On our Bumphead Head road property grows what was once, I’m sure, a fine pear tree. But ever since we have owned the property — some 12 years — the tree has been only a shell, ripe for removal. The trunk — what remains of it — is hollowed out so that only a couple of inches of wood in a sort of semi-circle hold up what remains: a singular trunk with scant limbs growing no taller than 20 feet (in a good year). It is not a thing of beauty. And yet … every year about this time, the tree brings forth hundreds of large, round pears, a variety we have not been able to identify. They are hard pears, and tasty, perfect for preserving. Most years I have watched them fall to the ground, to be eaten by the local deer population, and any other creatures who are attracted to their natural goodness. But this year, I somehow felt that I owed it to that tree’s tenacity — its will to live and produce — to find a recipe for pear preserves, a recipe worthy of the tree’s enduring effort.

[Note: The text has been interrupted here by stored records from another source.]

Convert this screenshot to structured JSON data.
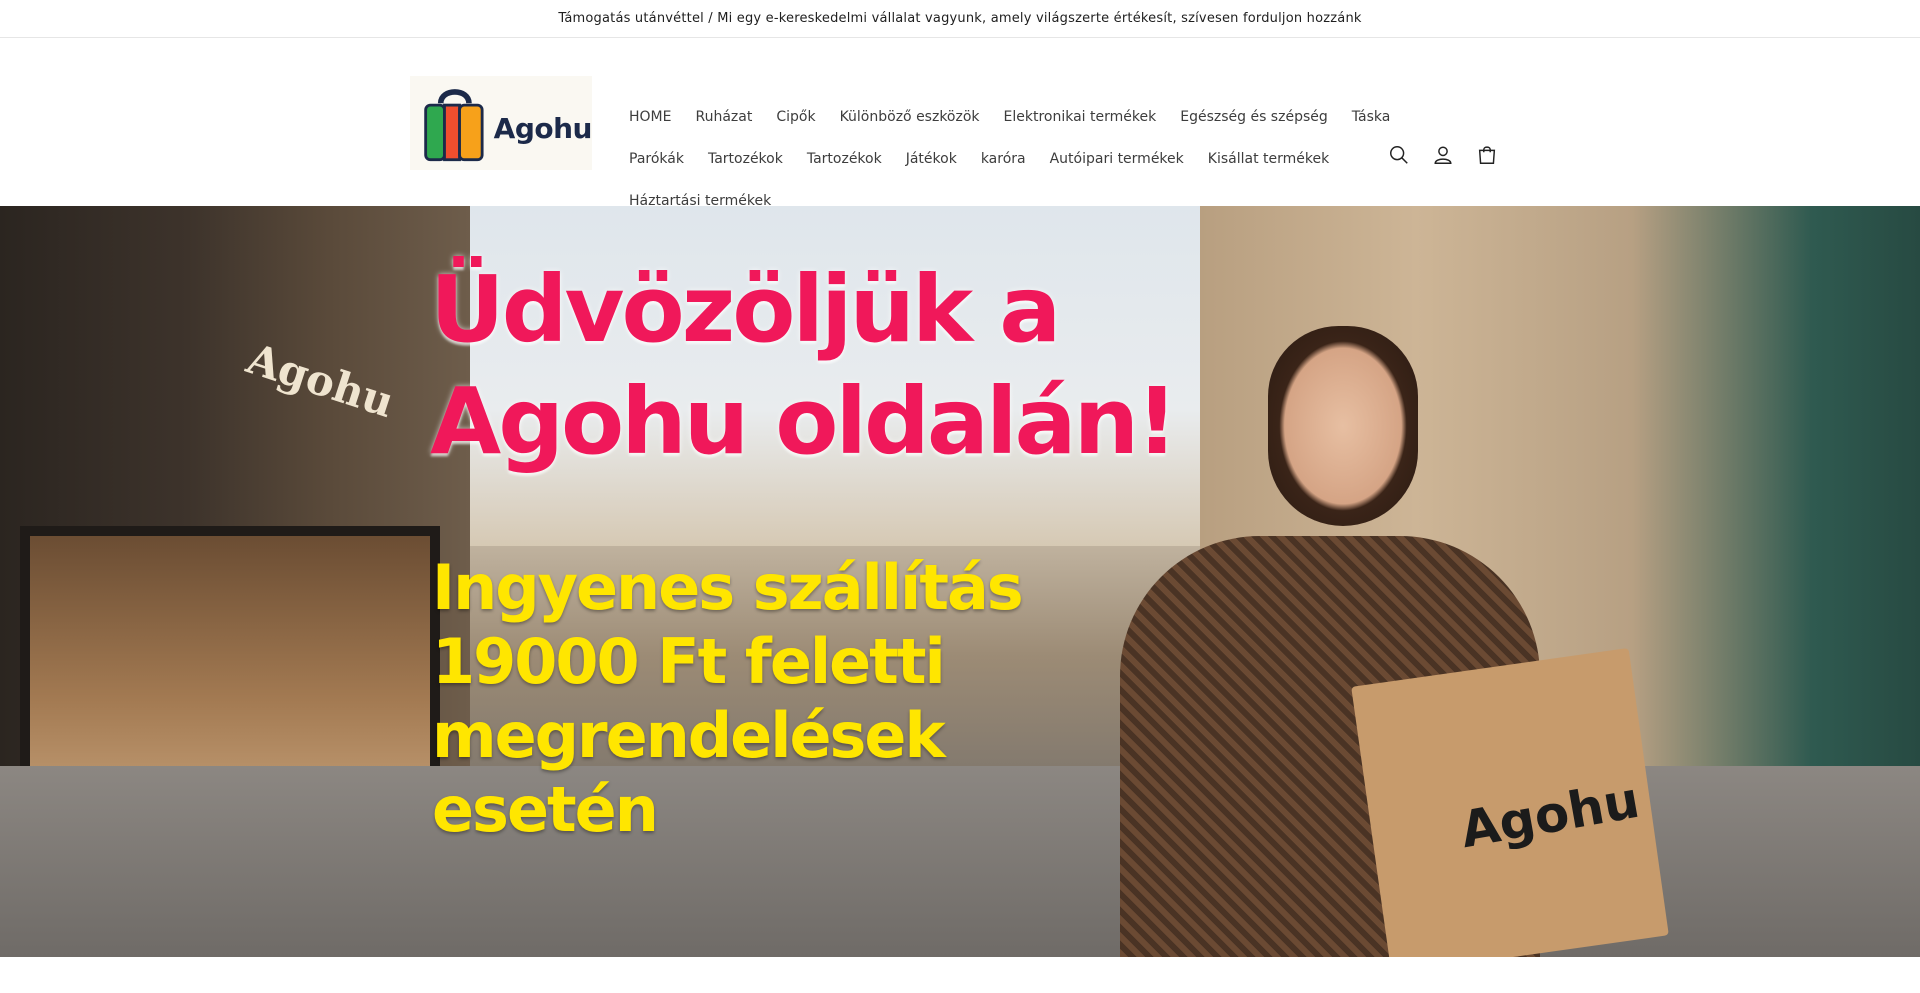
{
  "announcement": {
    "text": "Támogatás utánvéttel / Mi egy e-kereskedelmi vállalat vagyunk, amely világszerte értékesít, szívesen forduljon hozzánk"
  },
  "header": {
    "logo_text": "Agohu",
    "nav": [
      [
        "HOME",
        "Ruházat",
        "Cipők",
        "Különböző eszközök",
        "Elektronikai termékek",
        "Egészség és szépség",
        "Táska"
      ],
      [
        "Parókák",
        "Tartozékok",
        "Tartozékok",
        "Játékok",
        "karóra",
        "Autóipari termékek",
        "Kisállat termékek"
      ],
      [
        "Háztartási termékek"
      ]
    ],
    "icons": [
      "search-icon",
      "account-icon",
      "cart-icon"
    ]
  },
  "hero": {
    "title_line1": "Üdvözöljük a",
    "title_line2": "Agohu oldalán!",
    "sub_line1": "Ingyenes szállítás",
    "sub_line2": "19000 Ft feletti",
    "sub_line3": "megrendelések",
    "sub_line4": "esetén",
    "store_sign": "Agohu",
    "bag_text": "Agohu"
  },
  "colors": {
    "title": "#f0185a",
    "subtitle": "#ffe600",
    "logo_text": "#1c2a4a"
  }
}
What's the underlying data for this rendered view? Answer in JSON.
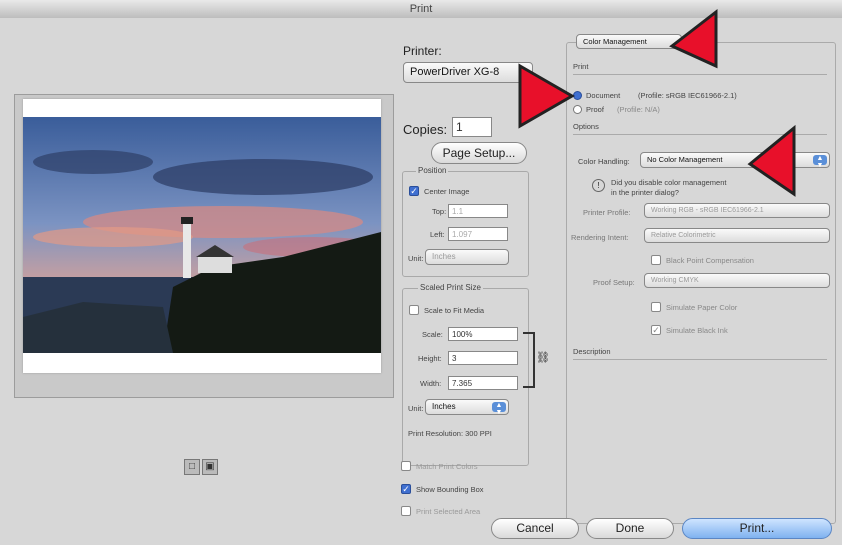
{
  "window": {
    "title": "Print"
  },
  "printer": {
    "label": "Printer:",
    "selected": "PowerDriver XG-8",
    "copies_label": "Copies:",
    "copies_value": "1",
    "page_setup_label": "Page Setup..."
  },
  "position": {
    "group_title": "Position",
    "center_image_label": "Center Image",
    "top_label": "Top:",
    "top_value": "1.1",
    "left_label": "Left:",
    "left_value": "1.097",
    "unit_label": "Unit:",
    "unit_value": "Inches"
  },
  "scaled": {
    "group_title": "Scaled Print Size",
    "scale_to_fit_label": "Scale to Fit Media",
    "scale_label": "Scale:",
    "scale_value": "100%",
    "height_label": "Height:",
    "height_value": "3",
    "width_label": "Width:",
    "width_value": "7.365",
    "unit_label": "Unit:",
    "unit_value": "Inches",
    "resolution": "Print Resolution: 300 PPI"
  },
  "options": {
    "match_print_colors": "Match Print Colors",
    "show_bounding_box": "Show Bounding Box",
    "print_selected_area": "Print Selected Area"
  },
  "color_mgmt": {
    "section_popup": "Color Management",
    "print_label": "Print",
    "document_label": "Document",
    "document_profile": "(Profile: sRGB IEC61966-2.1)",
    "proof_label": "Proof",
    "proof_profile": "(Profile: N/A)",
    "options_label": "Options",
    "color_handling_label": "Color Handling:",
    "color_handling_value": "No Color Management",
    "hint_line1": "Did you disable color management",
    "hint_line2": "in the printer dialog?",
    "printer_profile_label": "Printer Profile:",
    "printer_profile_value": "Working RGB - sRGB IEC61966-2.1",
    "rendering_intent_label": "Rendering Intent:",
    "rendering_intent_value": "Relative Colorimetric",
    "black_point_label": "Black Point Compensation",
    "proof_setup_label": "Proof Setup:",
    "proof_setup_value": "Working CMYK",
    "simulate_paper_label": "Simulate Paper Color",
    "simulate_black_label": "Simulate Black Ink",
    "description_label": "Description"
  },
  "buttons": {
    "cancel": "Cancel",
    "done": "Done",
    "print": "Print..."
  },
  "colors": {
    "accent": "#3f6fd0",
    "annotation_arrow": "#e8102a"
  }
}
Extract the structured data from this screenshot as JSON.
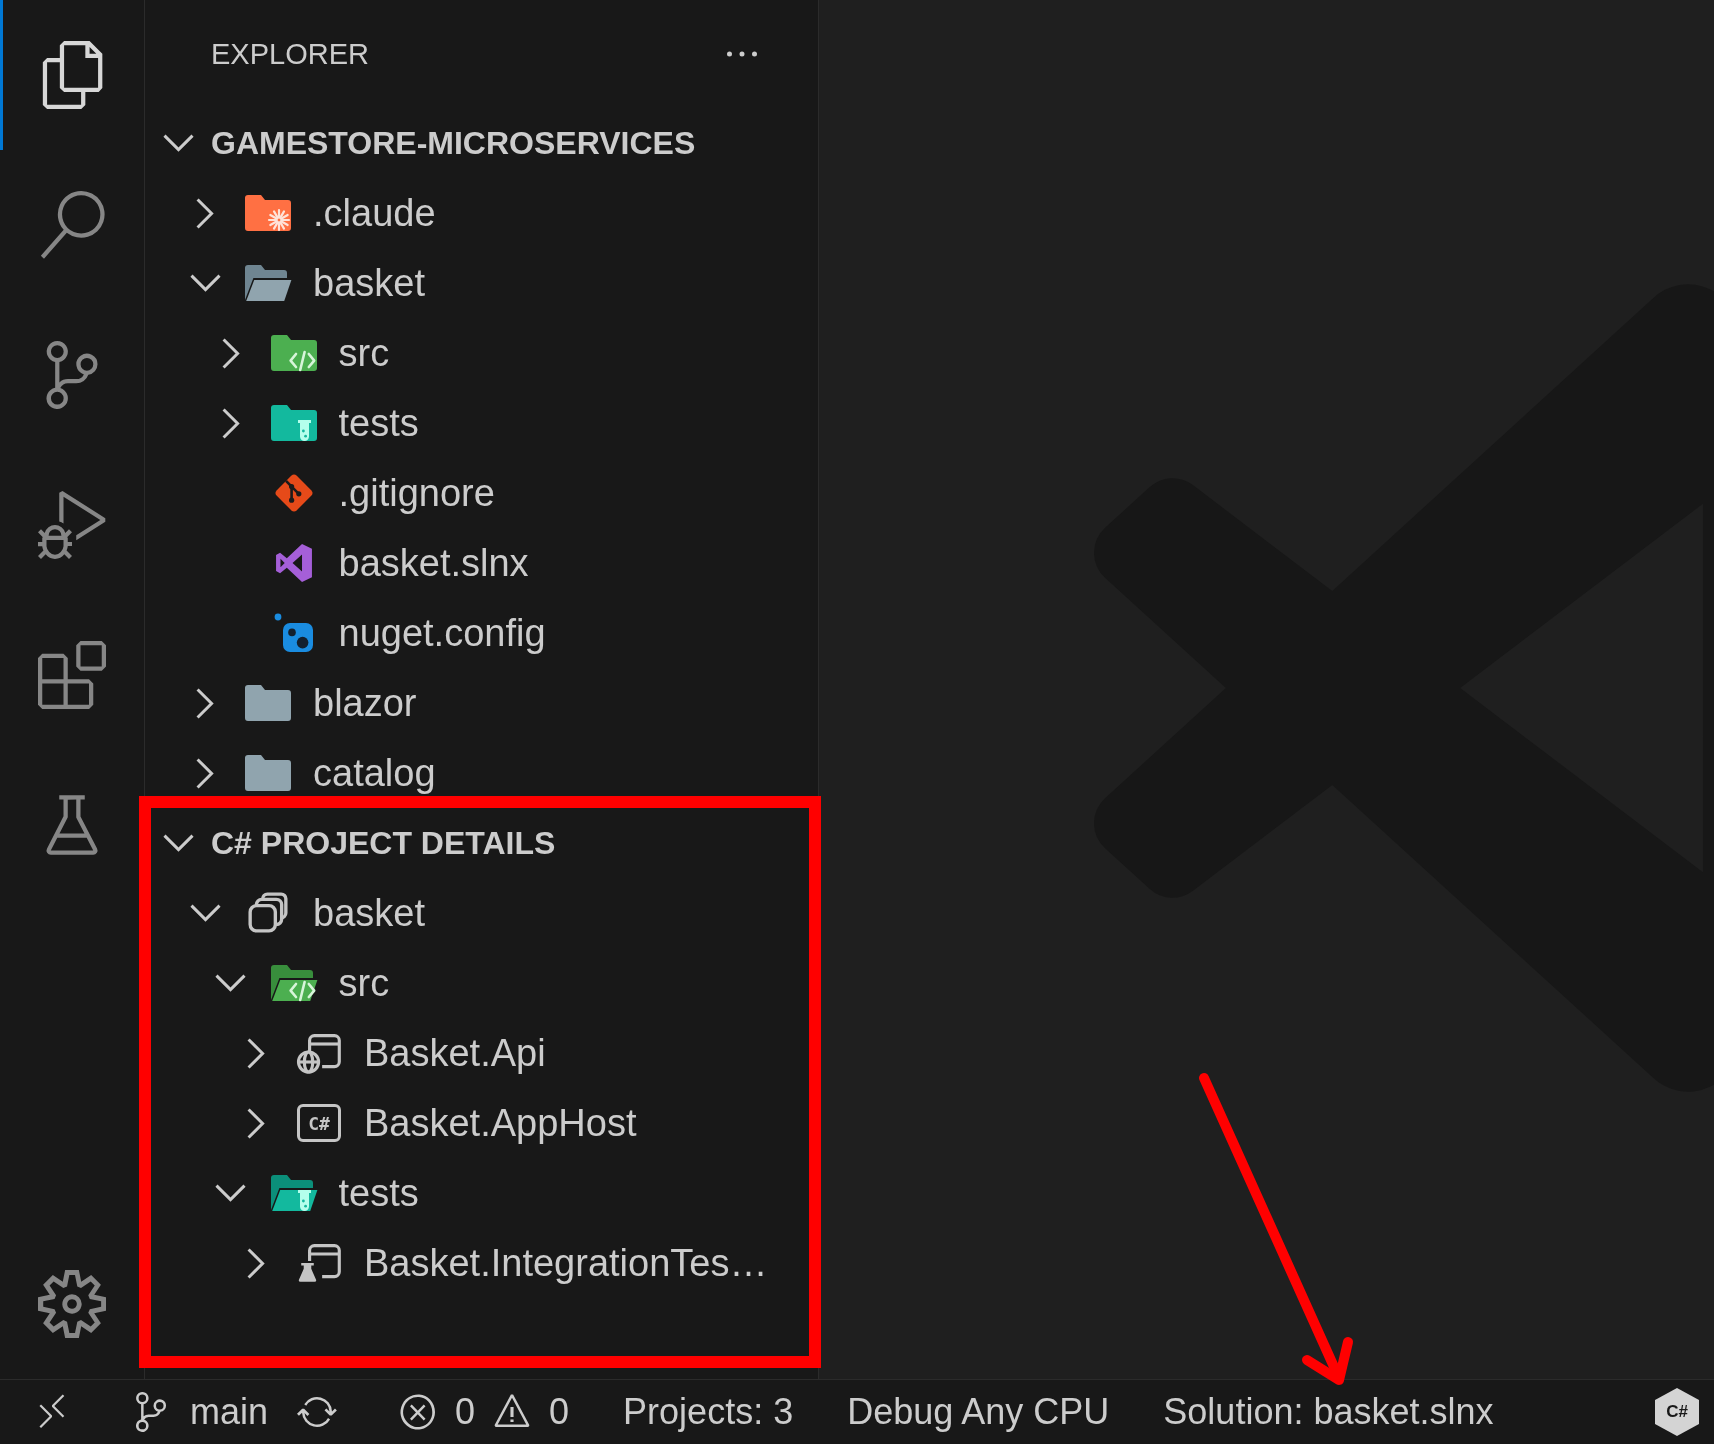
{
  "activity_bar": {
    "items": [
      {
        "kind": "explorer",
        "selected": true
      },
      {
        "kind": "search",
        "selected": false
      },
      {
        "kind": "source-control",
        "selected": false
      },
      {
        "kind": "run-debug",
        "selected": false
      },
      {
        "kind": "extensions",
        "selected": false
      },
      {
        "kind": "testing",
        "selected": false
      }
    ],
    "bottom_items": [
      {
        "kind": "settings",
        "selected": false
      }
    ]
  },
  "sidebar": {
    "title": "EXPLORER",
    "sections": [
      {
        "title": "GAMESTORE-MICROSERVICES",
        "expanded": true,
        "tree": [
          {
            "label": ".claude",
            "kind": "claude-folder",
            "expanded": false
          },
          {
            "label": "basket",
            "kind": "folder",
            "expanded": true,
            "children": [
              {
                "label": "src",
                "kind": "code-folder",
                "expanded": false
              },
              {
                "label": "tests",
                "kind": "test-folder",
                "expanded": false
              },
              {
                "label": ".gitignore",
                "kind": "git-file"
              },
              {
                "label": "basket.slnx",
                "kind": "solution-file"
              },
              {
                "label": "nuget.config",
                "kind": "nuget-file"
              }
            ]
          },
          {
            "label": "blazor",
            "kind": "folder",
            "expanded": false
          },
          {
            "label": "catalog",
            "kind": "folder",
            "expanded": false
          }
        ]
      },
      {
        "title": "C# PROJECT DETAILS",
        "expanded": true,
        "tree": [
          {
            "label": "basket",
            "kind": "solution",
            "expanded": true,
            "children": [
              {
                "label": "src",
                "kind": "code-folder",
                "expanded": true,
                "children": [
                  {
                    "label": "Basket.Api",
                    "kind": "web-project",
                    "expanded": false
                  },
                  {
                    "label": "Basket.AppHost",
                    "kind": "console-project",
                    "badge": "C#",
                    "expanded": false
                  }
                ]
              },
              {
                "label": "tests",
                "kind": "test-folder",
                "expanded": true,
                "children": [
                  {
                    "label": "Basket.IntegrationTes…",
                    "kind": "test-project",
                    "expanded": false
                  }
                ]
              }
            ]
          }
        ]
      }
    ]
  },
  "status_bar": {
    "items": [
      {
        "kind": "remote"
      },
      {
        "kind": "branch",
        "text": "main"
      },
      {
        "kind": "sync"
      },
      {
        "kind": "errors",
        "text": "0"
      },
      {
        "kind": "warnings",
        "text": "0"
      },
      {
        "kind": "label",
        "text": "Projects: 3"
      },
      {
        "kind": "label",
        "text": "Debug Any CPU"
      },
      {
        "kind": "label",
        "text": "Solution: basket.slnx"
      },
      {
        "kind": "language",
        "text": "C#"
      }
    ]
  },
  "annotations": {
    "highlight_box": true,
    "arrow": true
  }
}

There are nominal advantages to becoming really old, but one very real one is that, confidence in one’s abilities is no longer threatened by strict rules. There was a time I would not have varied from any recipe by one-fourth a teaspoon. Lately, though, I am comfortable with picking and choosing parts of this recipe and that one, deciding for myself what will work best. Sometimes I mess up, but that doesn’t bother me so much anymore, either. So it was that I came to the task of making preserves. I consulted my favorite cookbook authors, Virginia Willis, Louise Dodd, Mildred Warren and others, and read their directions very carefully. Then I picked up a small cookbook called “Bo’s Best,” compiled by a former Macon colleague, Alacia Rhame (a native of my hometown of Quitman, Ga.) and members of her family. It features favorite recipes created by the family’s cook, “Bo” McIntosh and was published on the occasion of her 90th birthday. Her recipe for pear preserves was simple: Peel the pears (1/2 bushel or so), slice them and measure two cups of pear slices and one cup of sugar and place in large pan … add two lemons, sliced. Continue adding two cups pears and one cup sugar till pears are used up, then cover with water. At this point I decided to follow another recipe’s directions — n fact three others called for letting the pears sit overnight. So I did that. The next morning, I began to cook them, and could never quite decide when they were ready. That’s when my daughter reminded me that her husband depended on a cooking thermometer for perfect results. So, I decided I would cook the pears to 220 degrees F., just below the temperature for some frostings and candies. As it turned out, this was perfect. The preserves were reddish brown and the syrup was thick, but not candied. I popped them into sterilized jars and within 10 minutes, all the jars had sealed. The old tree had come through and I owed it something more than gratitude — omething like reverence for surviving against the odds.
Pear preserves are great, of course, on biscuits — and I make a rather good biscuit. But younger food enthusiasts are trying new ways of using traditional foods, and one I’ve seen recently is to use preserves such as these poured over a block of soft, white cheese, and served with a garnish of a couple of stems of rosemary, accompanied by a mild cracker such as a water wafer (not a cracker with lots of flavors added to it). It makes a tasty and attractive hors d’ouevre. Or cut a baguette in half, brush lightly with olive oil and toast slowly till crisp. Then top with preserves … and maybe a tiny slice of prosciutto. You can almost taste autumn around the corner.